In house wiring with flexible cables (NM/Romex), it is common practice to run circuits serially - going from one outlet to the next, etc. However, there is nothing wrong with wiring a circuit in a "Tee" configuration - branching in two or more different directions.
There is also nothing wrong with the "Tee" starting right at the breaker. This is why some breakers allow two wires, to spare you a splice in the panel (which is also allowed). It should be noted that this is one circuit. It just happens to tee at the breaker.
The most obvious application for a "Tee" at a breaker is electric heat. For instance a 30A breaker can support four 1500W heaters in various parts of the house.
The rules, though
**Every* wire in the entire circuit must match the breaker rating.
Why? In any circuit, you have no idea where a short will be. Worst case is a limited short which draws somewhat more current than the circuit rating. It's now a "race" to see which overheats first: the wire or the circuit breaker. For safety, that must be the circuit breaker.
So if the breaker is 30A, every wire in the circuit must be 10AWG. (we're presuming a circuit which branches, so the odd exceptions for certain single loads do not apply.)
That funny business over on breaker 7, with the conspicuously thin wire, looks super wrong.

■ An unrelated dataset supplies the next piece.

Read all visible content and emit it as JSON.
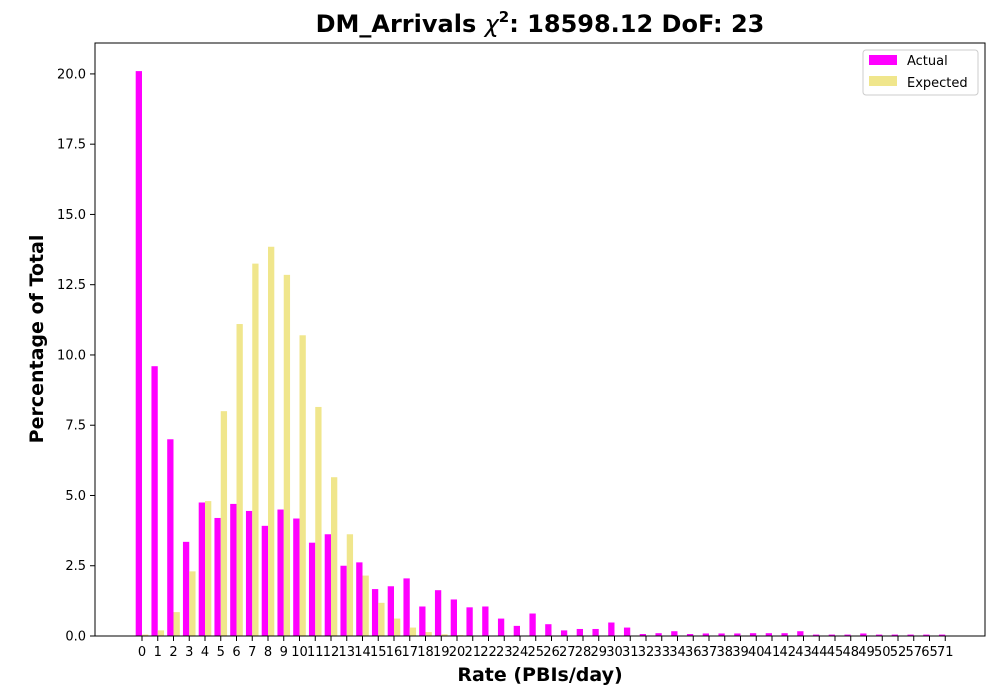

That is an example of the amateur, horked-up, no good hackery that happens when you don't have readily-available spare spaces in your panel. This is why it's so important to get a Really, Really Large Panel.
I see where you're ripping out a 30-space Homeline panel, it's not obsolete and GFCIs are cheap for it. So I'm guessing either you need a bigger main, you prefer quality, or you're out of space. (double-stuff breakers are also plentiful and cheap for this panel, but that's ugly business.)
Since you're at 28, I'd aim for somewhat more than 40. Homeline doesn't go any bigger than 40. Others do but price is steep. You can also use subpanels to increase your available spaces, and you can do that later.